Le neuroscientifique et professeur émérite à l'UFRJ, chercheur à l'Instituto D'Or, Roberto Lent, attire l'attention sur le fait que, parallèlement aux déterminants politiques et sociaux, une plus grande attention devrait être accordée aux cerveaux psychotiques, en enquêtant sur les raisons pour lesquelles certaines personnes tuent et torturent avec une froideur absolue , avec des signes de maladie mentale tels que des psychoses. D'autant plus que ces psychoses accélèrent déjà les processus structurels de violence qui nous entourent dans notre quotidien.

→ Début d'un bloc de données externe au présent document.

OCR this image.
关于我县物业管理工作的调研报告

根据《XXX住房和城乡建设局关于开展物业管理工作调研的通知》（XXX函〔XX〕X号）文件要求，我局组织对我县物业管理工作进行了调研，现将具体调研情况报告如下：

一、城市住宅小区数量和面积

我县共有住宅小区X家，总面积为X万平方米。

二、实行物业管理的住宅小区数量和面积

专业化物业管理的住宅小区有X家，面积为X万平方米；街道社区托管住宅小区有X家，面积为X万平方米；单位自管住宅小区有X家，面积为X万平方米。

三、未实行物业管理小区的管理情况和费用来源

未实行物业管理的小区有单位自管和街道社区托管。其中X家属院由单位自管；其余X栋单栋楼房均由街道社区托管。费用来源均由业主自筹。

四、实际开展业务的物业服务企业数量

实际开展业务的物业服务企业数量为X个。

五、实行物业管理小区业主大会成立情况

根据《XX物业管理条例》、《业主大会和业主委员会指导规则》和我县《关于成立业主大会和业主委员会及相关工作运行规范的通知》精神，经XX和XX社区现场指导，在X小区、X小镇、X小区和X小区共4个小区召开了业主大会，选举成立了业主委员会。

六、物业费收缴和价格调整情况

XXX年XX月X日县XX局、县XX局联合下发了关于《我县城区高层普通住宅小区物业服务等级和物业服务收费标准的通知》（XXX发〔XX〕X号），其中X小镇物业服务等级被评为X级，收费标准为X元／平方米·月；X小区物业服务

Le carême met en lumière les recherches récentes de chercheurs chinois qui ont examiné la dynamique entre les réseaux cérébraux et les fonctions neuropsychologiques. Ils ont découvert des signes différents entre les psychopathes (qui sont généralement plus violents) et les schizophrènes (qui souffrent d'hallucinations parce qu'ils interprètent la réalité avec une anomalie totale). Il doit y avoir, selon Carême, une meilleure sélection afin que les policiers avec des diagnostics comme celui-ci ne soient pas autorisés à exercer l'activité, mettant la vie d'autres personnes en danger. De toute évidence, les institutions de sécurité publique disposent de contingents très professionnels, hautement préparés en d'autres temps et qualifiés pour les fonctions qu'ils ont exercées. On ne peut pas généraliser, diaboliser la figure de la police. Mais il y a des excès et ils doivent être punis.
Il est profondément embarrassant de voir comment le discours social en défense de positions plus sensibles à une communication guidée par des points de vue universels (polis) a été rejetée par les participants à un dialogue marqué par des désirs particuliers (oikos) dans les sphères publiques actuelles, où règnent la haine, l'intolérance et l'irrespect, calomniant l'égoïsme total et banalisant la mort.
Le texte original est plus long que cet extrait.